The substance was tested for its sensitizing effect in an OECD 406 guideline study (in compliance with GLP), on the skin of the guinea pig in a Maximization Test (BASF 1994). The intradermal induction with the 5% test substance preparations caused slight to well-defined sings of irritation in the test group animals. After the percutaneous induction with the unchanged test substance the animals of the test group exhibited incrustation, partially open (cause by the intradermal induction) in addition to well-defined erythema and slight edema. No skin effects were observed, in both the test as the control animals, after the challenge (21 days after the intradermal induction). Based on this it was concluded that the test substance does not have a sensitizing effect on the skin of the guinea pig in the Maximization Test.


Migrated from Short description of key information:
The test substance is considered to be not sensitising to the skin in a OECD 406 guideline study (GLP) .
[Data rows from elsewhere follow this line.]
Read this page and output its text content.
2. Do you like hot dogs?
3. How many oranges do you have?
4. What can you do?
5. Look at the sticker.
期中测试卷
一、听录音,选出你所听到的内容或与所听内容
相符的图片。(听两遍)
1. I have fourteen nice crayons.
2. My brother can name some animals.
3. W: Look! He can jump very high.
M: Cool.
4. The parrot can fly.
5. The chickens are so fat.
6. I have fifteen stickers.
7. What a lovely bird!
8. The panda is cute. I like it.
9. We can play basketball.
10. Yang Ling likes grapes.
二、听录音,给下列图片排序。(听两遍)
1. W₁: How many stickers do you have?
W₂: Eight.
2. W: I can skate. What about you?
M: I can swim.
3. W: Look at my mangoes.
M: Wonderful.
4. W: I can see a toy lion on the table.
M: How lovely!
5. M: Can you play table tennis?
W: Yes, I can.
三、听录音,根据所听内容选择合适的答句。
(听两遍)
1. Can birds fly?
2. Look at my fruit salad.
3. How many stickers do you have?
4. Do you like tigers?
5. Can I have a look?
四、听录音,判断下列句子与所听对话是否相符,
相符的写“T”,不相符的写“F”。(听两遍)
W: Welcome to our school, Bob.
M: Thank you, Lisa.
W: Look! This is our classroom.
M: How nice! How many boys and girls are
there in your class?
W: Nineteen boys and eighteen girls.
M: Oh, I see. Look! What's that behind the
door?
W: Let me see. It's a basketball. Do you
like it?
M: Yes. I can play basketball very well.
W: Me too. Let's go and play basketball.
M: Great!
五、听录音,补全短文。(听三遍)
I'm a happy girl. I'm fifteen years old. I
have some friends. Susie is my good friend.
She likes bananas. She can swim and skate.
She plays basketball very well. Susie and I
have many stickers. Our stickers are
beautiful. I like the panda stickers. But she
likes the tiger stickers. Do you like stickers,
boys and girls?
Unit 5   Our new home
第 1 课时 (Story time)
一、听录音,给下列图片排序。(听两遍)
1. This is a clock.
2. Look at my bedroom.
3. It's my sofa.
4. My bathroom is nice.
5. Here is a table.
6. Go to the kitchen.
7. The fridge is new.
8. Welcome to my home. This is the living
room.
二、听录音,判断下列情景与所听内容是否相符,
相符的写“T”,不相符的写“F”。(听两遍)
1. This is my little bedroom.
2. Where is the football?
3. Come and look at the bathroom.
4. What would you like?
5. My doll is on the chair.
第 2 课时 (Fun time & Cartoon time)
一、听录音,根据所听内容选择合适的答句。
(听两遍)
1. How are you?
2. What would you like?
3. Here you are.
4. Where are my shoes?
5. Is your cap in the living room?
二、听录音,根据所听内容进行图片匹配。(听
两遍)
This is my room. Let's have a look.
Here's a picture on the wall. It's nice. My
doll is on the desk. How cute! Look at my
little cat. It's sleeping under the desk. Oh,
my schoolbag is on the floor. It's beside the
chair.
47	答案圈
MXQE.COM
Justification for selection of skin sensitisation endpoint:
One skin sensitisation study is available. This study is adequate for covering this endpoint.

Respiratory sensitisation

Endpoint conclusion
Endpoint conclusion:
no study available

Justification for classification or non-classification

Based on the fact that no skin sensitizing effects were observed in a guinea pig maximization test, classification for skin sensitisation is not warranted in accordance with EU Directive 67/548 (DSD) and EU Classification, Labeling and Packaging of Substances and Mixtures (CLP) Regulation No. 1272/2008.